Thursday, November 13, 2014


It is said that Eugène Ionesco felt himself lifted off the ground one fine summer day as a child: when he came back from that ethereal feeling, he realized the depravity of the world around him. This is what the extraordinary commentary on the human condition Plemya (also called as The Tribe) is all about: a sharp look at human bestiality. The film is about the absence of Hope: and of what it makes men of. When Hope is limited to pillage calls as for scavengers; when Hope can find for itself no expression but having a good fuck with one particular girl; and when that minuscule expression is also crushed, the new horizon opens black like a day, yawning like the cruelties now living in your soul, unforgiving like the gods you reject.

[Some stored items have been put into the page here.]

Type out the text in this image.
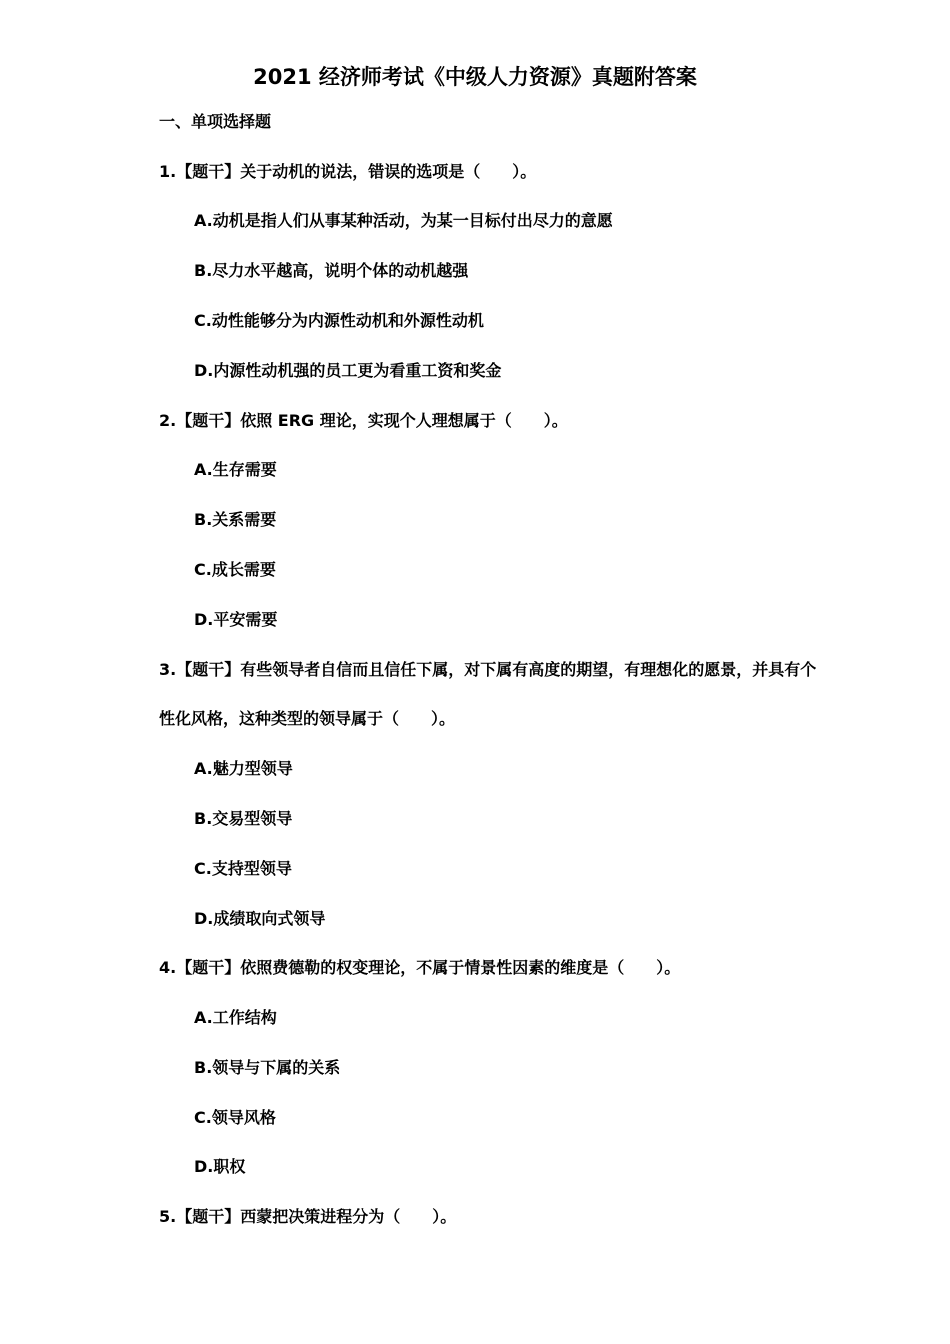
2021 经济师考试《中级人力资源》真题附答案
一、单项选择题
1.【题干】关于动机的说法，错误的选项是（　　）。
A.动机是指人们从事某种活动，为某一目标付出尽力的意愿
B.尽力水平越高，说明个体的动机越强
C.动性能够分为内源性动机和外源性动机
D.内源性动机强的员工更为看重工资和奖金
2.【题干】依照 ERG 理论，实现个人理想属于（　　）。
A.生存需要
B.关系需要
C.成长需要
D.平安需要
3.【题干】有些领导者自信而且信任下属，对下属有高度的期望，有理想化的愿景，并具有个
性化风格，这种类型的领导属于（　　）。
A.魅力型领导
B.交易型领导
C.支持型领导
D.成绩取向式领导
4.【题干】依照费德勒的权变理论，不属于情景性因素的维度是（　　）。
A.工作结构
B.领导与下属的关系
C.领导风格
D.职权
5.【题干】西蒙把决策进程分为（　　）。
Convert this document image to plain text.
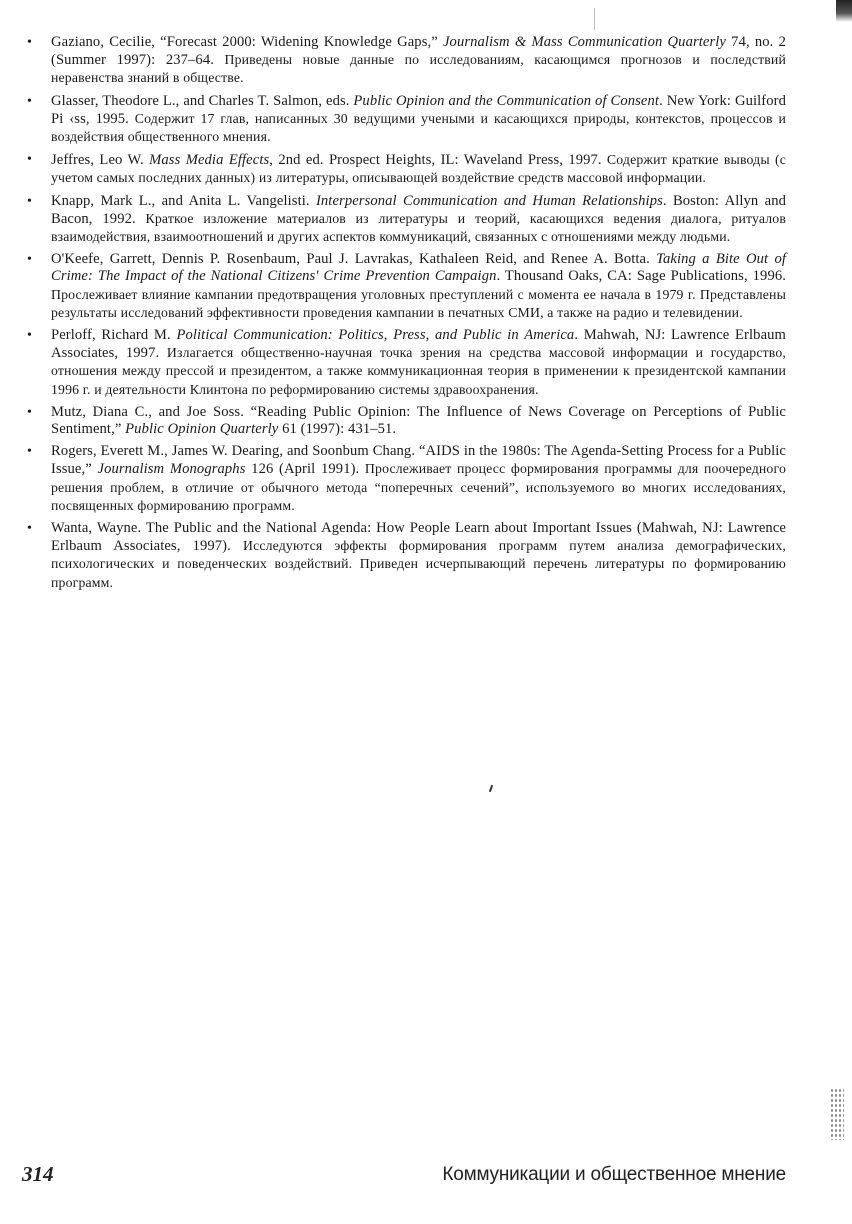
• Gaziano, Cecilie, “Forecast 2000: Widening Knowledge Gaps,” Journalism & Mass Communication Quarterly 74, no. 2 (Summer 1997): 237–64. Приведены новые данные по исследованиям, касающимся прогнозов и последствий неравенства знаний в обществе.
• Glasser, Theodore L., and Charles T. Salmon, eds. Public Opinion and the Communication of Consent. New York: Guilford Pi ‹ss, 1995. Содержит 17 глав, написанных 30 ведущими учеными и касающихся природы, контекстов, процессов и воздействия общественного мнения.
• Jeffres, Leo W. Mass Media Effects, 2nd ed. Prospect Heights, IL: Waveland Press, 1997. Содержит краткие выводы (с учетом самых последних данных) из литературы, описывающей воздействие средств массовой информации.
• Knapp, Mark L., and Anita L. Vangelisti. Interpersonal Communication and Human Relationships. Boston: Allyn and Bacon, 1992. Краткое изложение материалов из литературы и теорий, касающихся ведения диалога, ритуалов взаимодействия, взаимоотношений и других аспектов коммуникаций, связанных с отношениями между людьми.
• O'Keefe, Garrett, Dennis P. Rosenbaum, Paul J. Lavrakas, Kathaleen Reid, and Renee A. Botta. Taking a Bite Out of Crime: The Impact of the National Citizens' Crime Prevention Campaign. Thousand Oaks, CA: Sage Publications, 1996. Прослеживает влияние кампании предотвращения уголовных преступлений с момента ее начала в 1979 г. Представлены результаты исследований эффективности проведения кампании в печатных СМИ, а также на радио и телевидении.
• Perloff, Richard M. Political Communication: Politics, Press, and Public in America. Mahwah, NJ: Lawrence Erlbaum Associates, 1997. Излагается общественно-научная точка зрения на средства массовой информации и государство, отношения между прессой и президентом, а также коммуникационная теория в применении к президентской кампании 1996 г. и деятельности Клинтона по реформированию системы здравоохранения.
• Mutz, Diana C., and Joe Soss. “Reading Public Opinion: The Influence of News Coverage on Perceptions of Public Sentiment,” Public Opinion Quarterly 61 (1997): 431–51.
• Rogers, Everett M., James W. Dearing, and Soonbum Chang. “AIDS in the 1980s: The Agenda-Setting Process for a Public Issue,” Journalism Monographs 126 (April 1991). Прослеживает процесс формирования программы для поочередного решения проблем, в отличие от обычного метода “поперечных сечений”, используемого во многих исследованиях, посвященных формированию программ.
• Wanta, Wayne. The Public and the National Agenda: How People Learn about Important Issues (Mahwah, NJ: Lawrence Erlbaum Associates, 1997). Исследуются эффекты формирования программ путем анализа демографических, психологических и поведенческих воздействий. Приведен исчерпывающий перечень литературы по формированию программ.
314	Коммуникации и общественное мнение
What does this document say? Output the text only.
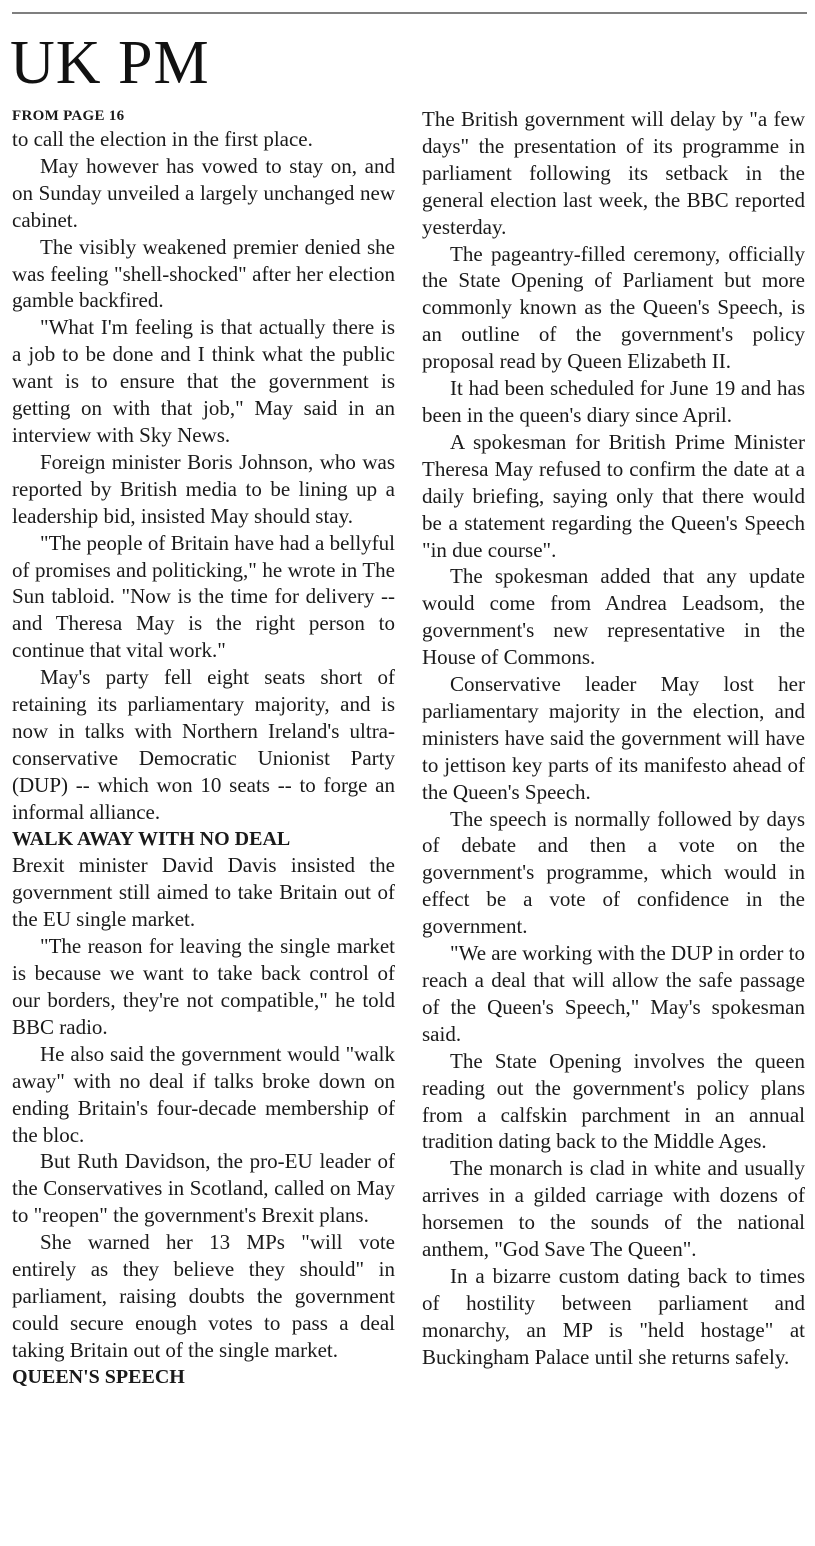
UK PM
FROM PAGE 16

to call the election in the first place.

May however has vowed to stay on, and on Sunday unveiled a largely unchanged new cabinet.

The visibly weakened premier denied she was feeling "shell-shocked" after her election gamble backfired.

"What I'm feeling is that actually there is a job to be done and I think what the public want is to ensure that the government is getting on with that job," May said in an interview with Sky News.

Foreign minister Boris Johnson, who was reported by British media to be lining up a leadership bid, insisted May should stay.

"The people of Britain have had a bellyful of promises and politicking," he wrote in The Sun tabloid. "Now is the time for delivery -- and Theresa May is the right person to continue that vital work."

May's party fell eight seats short of retaining its parliamentary majority, and is now in talks with Northern Ireland's ultra-conservative Democratic Unionist Party (DUP) -- which won 10 seats -- to forge an informal alliance.

WALK AWAY WITH NO DEAL

Brexit minister David Davis insisted the government still aimed to take Britain out of the EU single market.

"The reason for leaving the single market is because we want to take back control of our borders, they're not compatible," he told BBC radio.

He also said the government would "walk away" with no deal if talks broke down on ending Britain's four-decade membership of the bloc.

But Ruth Davidson, the pro-EU leader of the Conservatives in Scotland, called on May to "reopen" the government's Brexit plans.

She warned her 13 MPs "will vote entirely as they believe they should" in parliament, raising doubts the government could secure enough votes to pass a deal taking Britain out of the single market.

QUEEN'S SPEECH

The British government will delay by "a few days" the presentation of its programme in parliament following its setback in the general election last week, the BBC reported yesterday.

The pageantry-filled ceremony, officially the State Opening of Parliament but more commonly known as the Queen's Speech, is an outline of the government's policy proposal read by Queen Elizabeth II.

It had been scheduled for June 19 and has been in the queen's diary since April.

A spokesman for British Prime Minister Theresa May refused to confirm the date at a daily briefing, saying only that there would be a statement regarding the Queen's Speech "in due course".

The spokesman added that any update would come from Andrea Leadsom, the government's new representative in the House of Commons.

Conservative leader May lost her parliamentary majority in the election, and ministers have said the government will have to jettison key parts of its manifesto ahead of the Queen's Speech.

The speech is normally followed by days of debate and then a vote on the government's programme, which would in effect be a vote of confidence in the government.

"We are working with the DUP in order to reach a deal that will allow the safe passage of the Queen's Speech," May's spokesman said.

The State Opening involves the queen reading out the government's policy plans from a calfskin parchment in an annual tradition dating back to the Middle Ages.

The monarch is clad in white and usually arrives in a gilded carriage with dozens of horsemen to the sounds of the national anthem, "God Save The Queen".

In a bizarre custom dating back to times of hostility between parliament and monarchy, an MP is "held hostage" at Buckingham Palace until she returns safely.
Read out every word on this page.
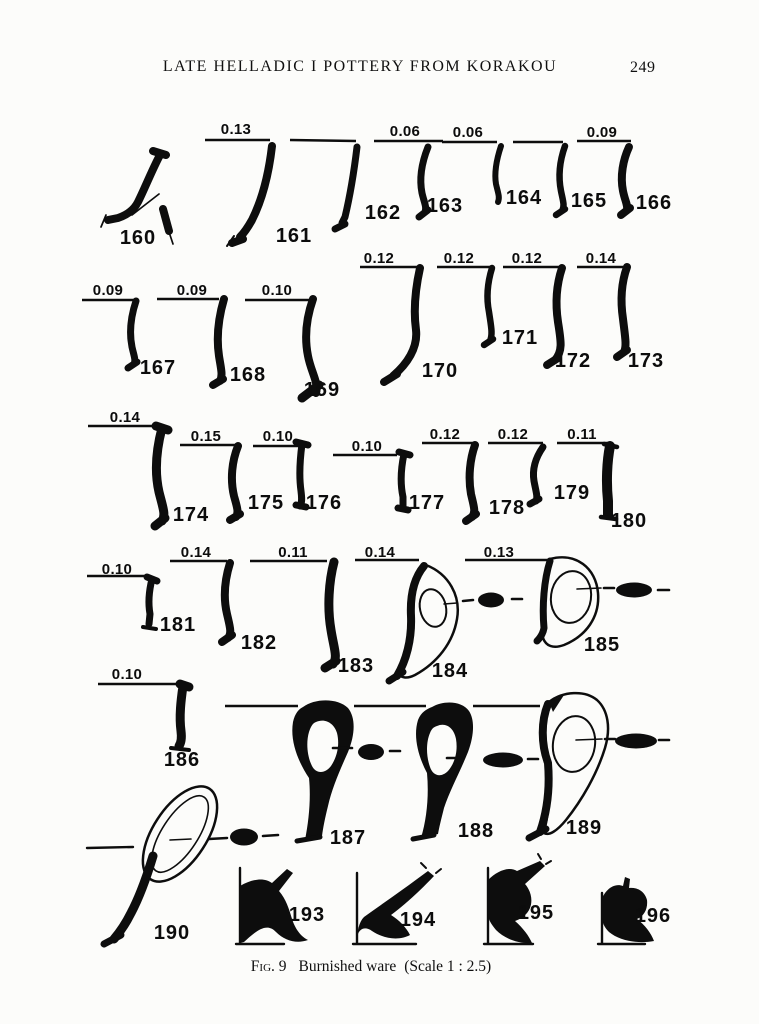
LATE HELLADIC I POTTERY FROM KORAKOU	249
0.13	0.06 0.06	0.09
0.09	0.09	0.10
0.12	0.12	0.12	0.14
0.14
0.15	0.10
0.10
0.12	0.12	0.11
0.10
0.14	0.11	0.14	0.13
0.10
160	161
162 163 164 165 166
167	168
169
170
171
172 173
174
175 176	177 178
179
180
181
182
183	184
185
186
187	188	189
190
193	194	195	196
Fig. 9 Burnished ware (Scale 1 : 2.5)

This new horizon is the camera. Not of the biologist who is examining human species under the microsope. Not of the film director who is interested in aesthetics. Not of the storyteller who wants to say, "And then, one fine day ...". For there is no fine day in this tale of the eternally dumb: the modern humans. The camera is of the atman: untouched directly by good and bad alike, not even defining what is good and bad, not laughing with the comic and not tearing up with the tragic. It is the gaze which we lose, which we are not one with, which is neither interested nor uninterested. It is the vision that gazes, not observes; that sees, not looks. It tells stories of mirages, just like Ionesco did in The Killer: mirages that are universal, the maya, that can come in the shape of a pimp knocking at your truck door, or a wad of cash in a railway coupé, or a cheap T-shirt mentioning L'Italia. But this camera is not far away, as in Lean's Lawrence of Arabia: no, there is no near, no far here. This camera is mid-distance: it is just playing. There is no judgement of the near, and no contempt of the far; there is no shock of the near, and no intellectualization of the far; there is no sympathy of the near, and no charity of the far; there is no spoken word of the near, and no silence of the far. But with this beautiful camera to which a feature-length film plays out like a documentary without ever being one, accompanied by not a single dialogue or commentary or caption, the film invites you into the heart of human darkness, especially as common in the West and fast-modernizing parts of the East. The film is a story of civilisation: of grand projects like European Union and complicated manmade systems in place (whether they be schools or they be codes of bullying), but wherein man finds the ennui to return to his primitive state: the beast.